Publié le 16 décembre 2023 19:15. Au moins 32 mineurs ont péri dans l’effondrement d’une mine de cobalt artisanale dans le sud de la République démocratique du Congo, un drame qui souligne les dangers auxquels sont confrontés ceux qui travaillent dans ce secteur vital pour l’économie du pays.

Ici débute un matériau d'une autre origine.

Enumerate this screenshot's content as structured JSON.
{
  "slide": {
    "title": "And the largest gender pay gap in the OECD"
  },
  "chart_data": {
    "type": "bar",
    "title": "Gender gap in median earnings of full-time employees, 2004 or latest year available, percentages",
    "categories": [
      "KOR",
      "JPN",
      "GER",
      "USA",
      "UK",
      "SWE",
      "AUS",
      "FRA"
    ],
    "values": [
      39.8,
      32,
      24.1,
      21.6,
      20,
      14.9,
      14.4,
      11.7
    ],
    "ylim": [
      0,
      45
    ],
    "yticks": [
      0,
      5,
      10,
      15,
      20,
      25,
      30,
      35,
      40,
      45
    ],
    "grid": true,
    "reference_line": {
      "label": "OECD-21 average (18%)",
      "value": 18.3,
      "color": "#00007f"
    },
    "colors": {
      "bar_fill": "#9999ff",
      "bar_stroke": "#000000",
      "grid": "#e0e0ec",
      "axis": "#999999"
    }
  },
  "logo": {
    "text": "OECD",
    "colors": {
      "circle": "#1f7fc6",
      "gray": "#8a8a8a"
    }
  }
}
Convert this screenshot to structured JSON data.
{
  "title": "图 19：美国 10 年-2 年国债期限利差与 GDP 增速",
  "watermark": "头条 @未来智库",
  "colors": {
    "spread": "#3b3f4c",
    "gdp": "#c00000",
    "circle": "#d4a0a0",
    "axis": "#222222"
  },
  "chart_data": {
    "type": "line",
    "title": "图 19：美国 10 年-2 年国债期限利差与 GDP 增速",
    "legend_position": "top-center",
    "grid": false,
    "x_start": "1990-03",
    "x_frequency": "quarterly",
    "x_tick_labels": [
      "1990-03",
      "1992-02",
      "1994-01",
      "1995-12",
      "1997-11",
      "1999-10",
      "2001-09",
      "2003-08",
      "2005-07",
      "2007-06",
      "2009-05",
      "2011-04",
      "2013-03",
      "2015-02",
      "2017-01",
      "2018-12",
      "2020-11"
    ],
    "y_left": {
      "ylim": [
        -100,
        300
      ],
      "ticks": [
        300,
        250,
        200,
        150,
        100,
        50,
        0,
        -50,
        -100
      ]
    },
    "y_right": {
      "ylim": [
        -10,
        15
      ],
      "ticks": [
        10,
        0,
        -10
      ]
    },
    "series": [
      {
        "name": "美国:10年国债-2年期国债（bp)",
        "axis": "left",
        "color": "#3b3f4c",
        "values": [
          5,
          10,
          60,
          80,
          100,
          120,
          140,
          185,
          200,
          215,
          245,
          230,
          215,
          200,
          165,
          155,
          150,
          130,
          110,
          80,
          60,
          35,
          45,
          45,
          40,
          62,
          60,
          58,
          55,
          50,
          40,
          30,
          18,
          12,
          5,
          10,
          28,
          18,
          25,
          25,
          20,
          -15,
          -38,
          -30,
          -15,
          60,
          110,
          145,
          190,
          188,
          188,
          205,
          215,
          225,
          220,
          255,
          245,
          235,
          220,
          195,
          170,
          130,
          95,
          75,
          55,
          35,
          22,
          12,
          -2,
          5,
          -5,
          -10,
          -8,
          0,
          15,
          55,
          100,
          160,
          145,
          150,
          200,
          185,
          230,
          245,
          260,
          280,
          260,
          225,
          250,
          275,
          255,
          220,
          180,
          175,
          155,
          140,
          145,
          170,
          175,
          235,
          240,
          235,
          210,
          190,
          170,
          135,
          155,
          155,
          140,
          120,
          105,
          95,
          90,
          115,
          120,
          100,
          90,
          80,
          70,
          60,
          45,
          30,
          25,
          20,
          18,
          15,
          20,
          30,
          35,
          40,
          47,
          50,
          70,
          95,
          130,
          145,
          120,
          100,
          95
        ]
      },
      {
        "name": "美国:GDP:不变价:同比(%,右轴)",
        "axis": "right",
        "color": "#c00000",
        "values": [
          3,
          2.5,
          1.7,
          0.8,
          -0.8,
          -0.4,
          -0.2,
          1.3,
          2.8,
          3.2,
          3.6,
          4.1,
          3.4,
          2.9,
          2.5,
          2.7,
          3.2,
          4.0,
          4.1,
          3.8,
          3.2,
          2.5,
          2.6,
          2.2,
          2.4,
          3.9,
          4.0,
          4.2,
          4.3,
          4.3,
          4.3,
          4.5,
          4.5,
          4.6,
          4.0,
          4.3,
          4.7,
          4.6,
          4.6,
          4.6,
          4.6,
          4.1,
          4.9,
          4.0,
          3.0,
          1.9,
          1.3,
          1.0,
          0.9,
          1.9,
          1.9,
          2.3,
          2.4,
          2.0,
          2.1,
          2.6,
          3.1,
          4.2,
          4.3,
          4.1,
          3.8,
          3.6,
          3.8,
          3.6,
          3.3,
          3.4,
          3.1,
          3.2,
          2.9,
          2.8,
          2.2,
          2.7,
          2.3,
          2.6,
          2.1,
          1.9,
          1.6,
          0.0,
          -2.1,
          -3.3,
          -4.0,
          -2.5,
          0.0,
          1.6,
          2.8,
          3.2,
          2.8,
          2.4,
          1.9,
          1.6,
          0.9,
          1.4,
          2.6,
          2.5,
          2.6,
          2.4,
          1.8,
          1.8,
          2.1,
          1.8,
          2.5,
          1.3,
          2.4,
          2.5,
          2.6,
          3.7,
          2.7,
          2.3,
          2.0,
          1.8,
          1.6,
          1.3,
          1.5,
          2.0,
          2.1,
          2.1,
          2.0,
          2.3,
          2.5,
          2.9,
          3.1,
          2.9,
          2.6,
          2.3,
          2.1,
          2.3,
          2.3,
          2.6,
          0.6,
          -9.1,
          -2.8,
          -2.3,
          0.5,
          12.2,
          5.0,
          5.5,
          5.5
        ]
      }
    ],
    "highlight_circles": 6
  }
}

- L’effondrement d’un pont dans une zone minière de Kalando, province du Lualaba, a entraîné la mort d’au moins 32 mineurs.
- Les opérations de recherche se poursuivent, malgré les risques liés aux fortes pluies et aux glissements de terrain.
- Plus de 10 000 mineurs sont actifs dans la région de Kalando, dont l’exploitation a été temporairement suspendue.
Le drame s’est produit dimanche, lorsque le pont se serait effondré sous le poids de mineurs irréguliers qui, selon le ministre régional de l’Intérieur, Roy Kaumba Mayonde, avaient bravé les consignes de sécurité. « Les mineurs irréguliers ont violé la sécurité » de la carrière, a-t-il déclaré, précisant que l’accès à la zone avait été interdit en raison des conditions météorologiques défavorables.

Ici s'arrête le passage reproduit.